Putting major writers aside, there is also stuff like 上海宝贝 by 卫慧. This is a book by a twenty something Shanghai female writer about a twenty something Shanghai girl who is obsessed with Western culture. She lives with her self-destructive and medically impotent boyfriend while carrying on a affair with a Westerner. The Westerner is a thirty something, fluent Chinese speaking, sexy, funny, handsome, wealthy, sporty, cultured (both Chinese and Western culture - he thinks the best music to make love to is Suzhou pingtan), generous, well-connected, artistic, extremely senior investment banker.

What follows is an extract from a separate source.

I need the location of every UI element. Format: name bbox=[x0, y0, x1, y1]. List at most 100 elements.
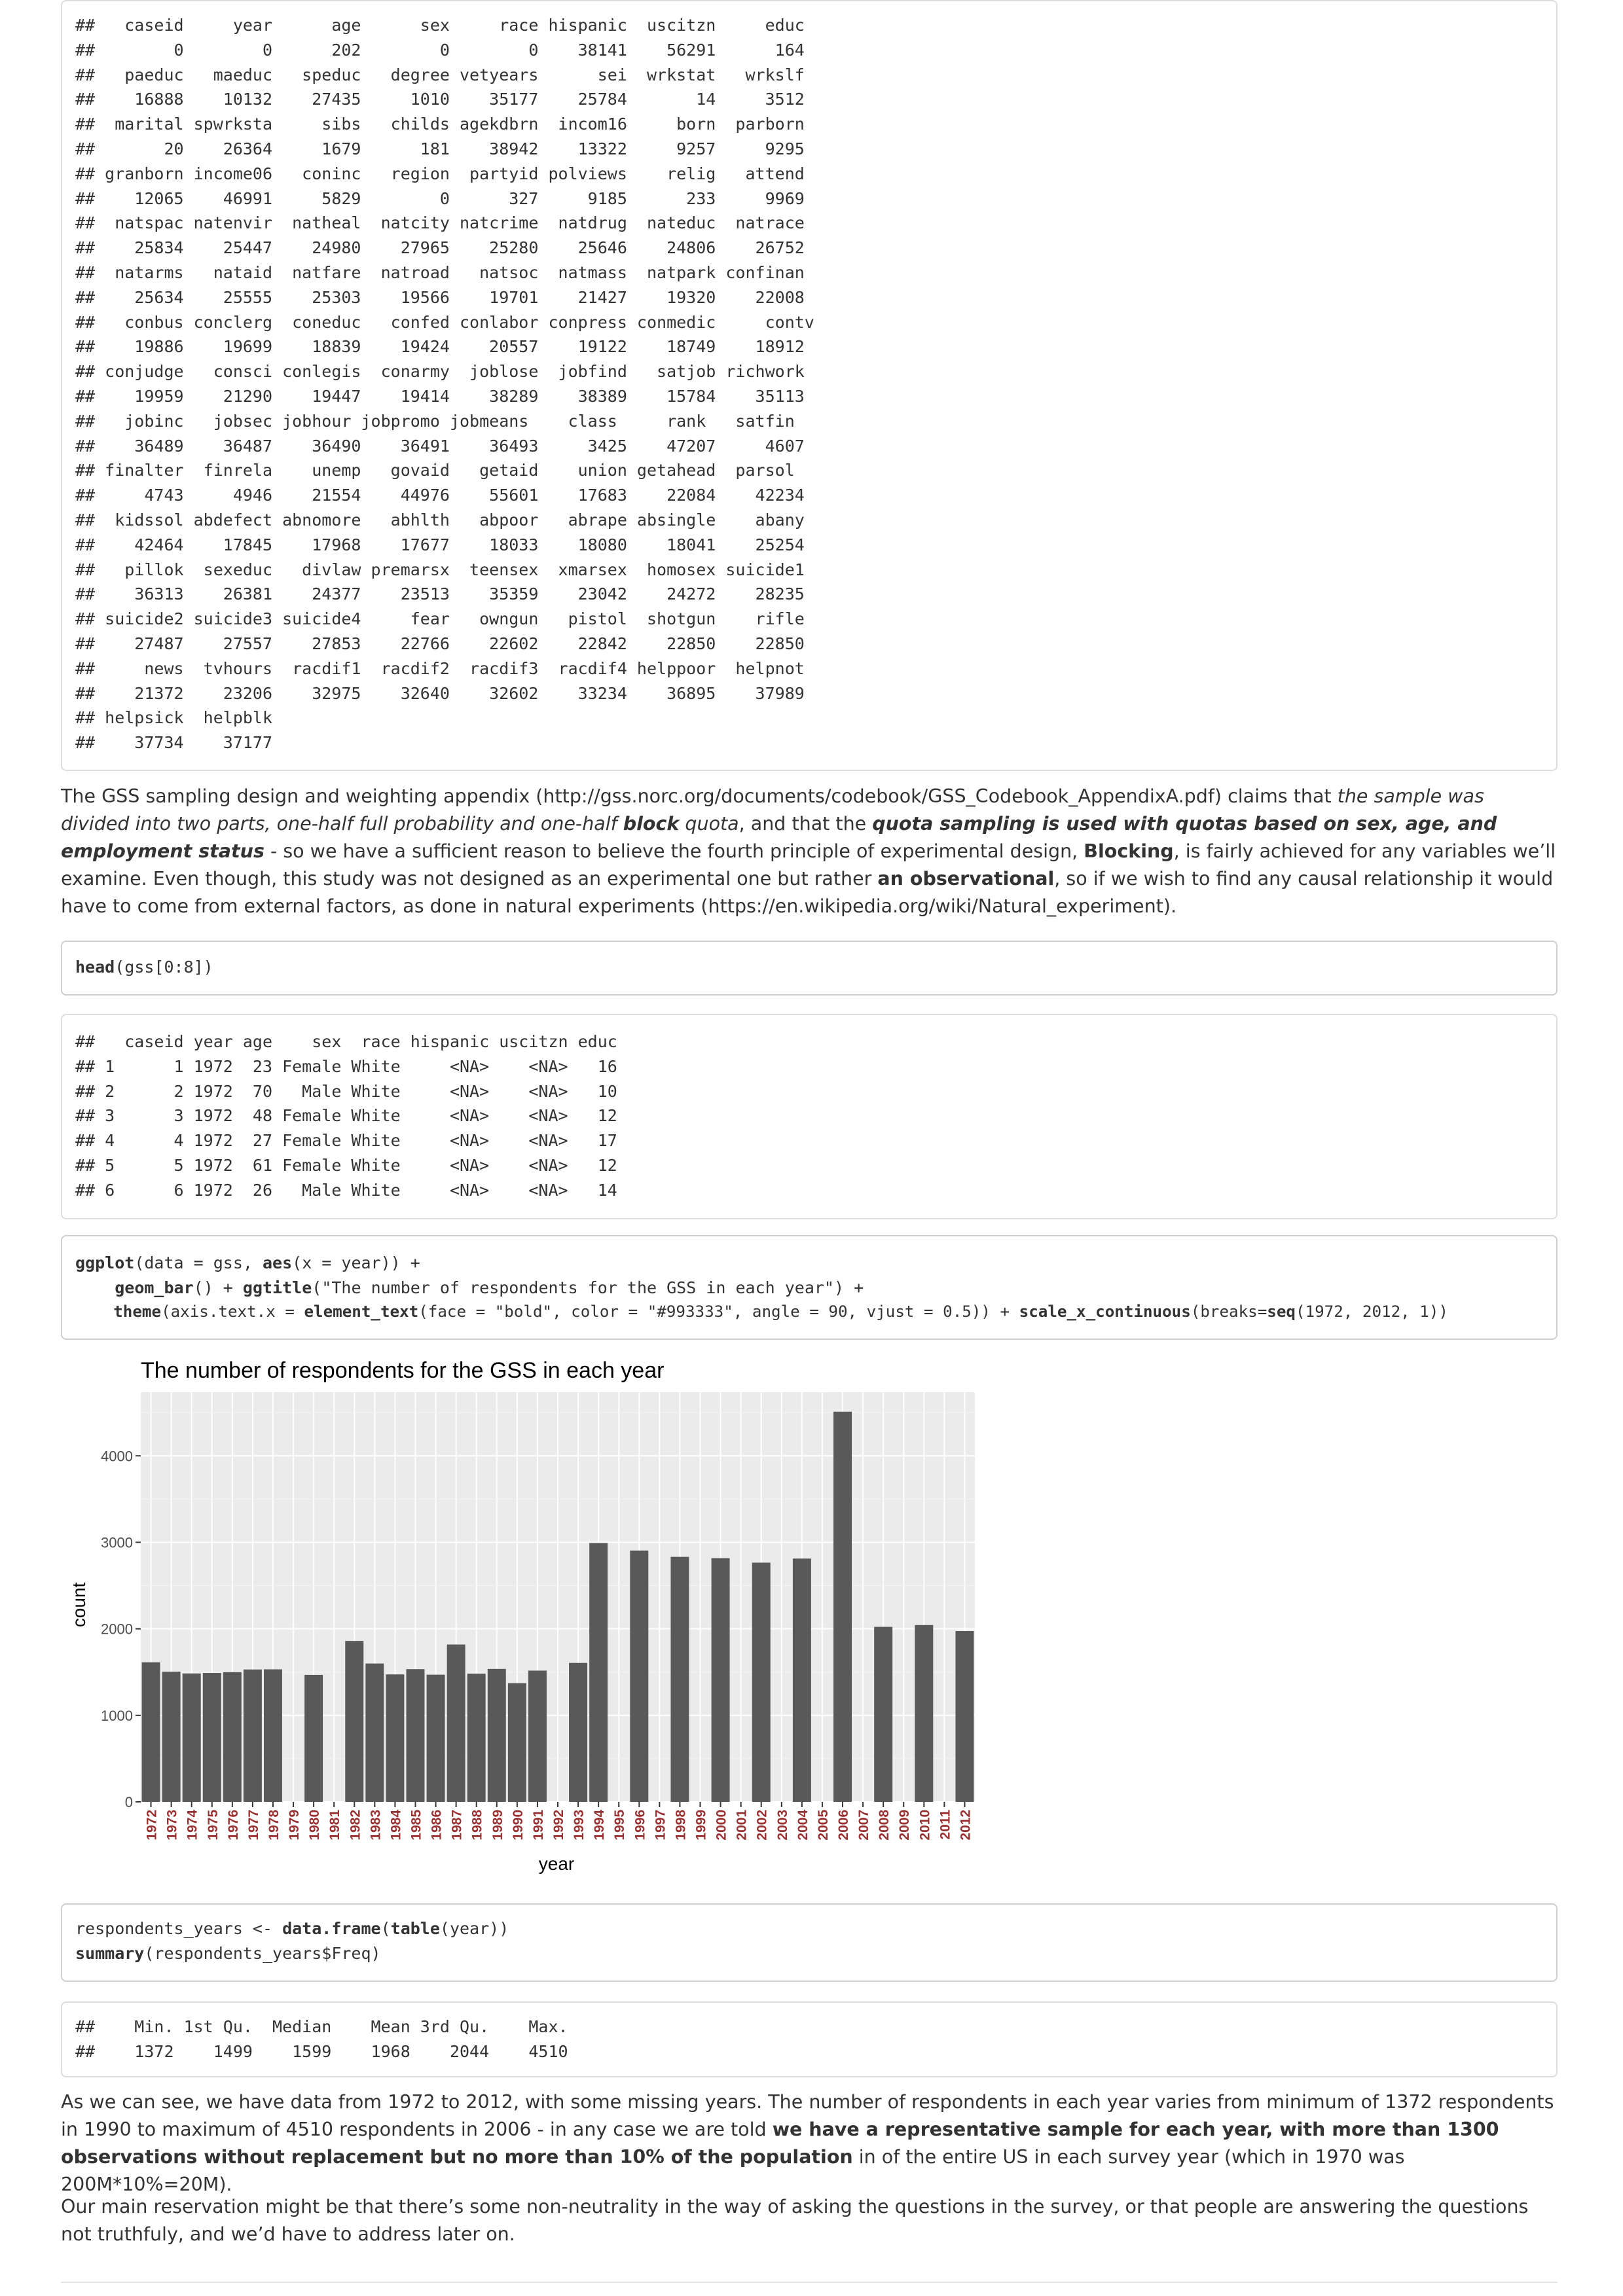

As pointed out above, if you include Taiwanese and Hong Kong writers there is more to choose from. For example, I think I remember reading something by 亦舒 about a Hong Kong Chinese woman who goes to work in one of her company's American offices.

I also want to mention the glamorous foreigner in the 红楼梦. A central part of that book is the poetry club of which most of the main characters are members. One of the members had met a beautiful 15 year old blonde foreign girl who could write Chinese poetry, and in particular, remembered the following poem that she had written:




汉南春历历, 焉得不关心.

The verdict of the club members was "Better than we Chinese could write!". As I'm not qualified to judge the literary merits of classical Chinese poetry, I'm not sure how good this poem actually is.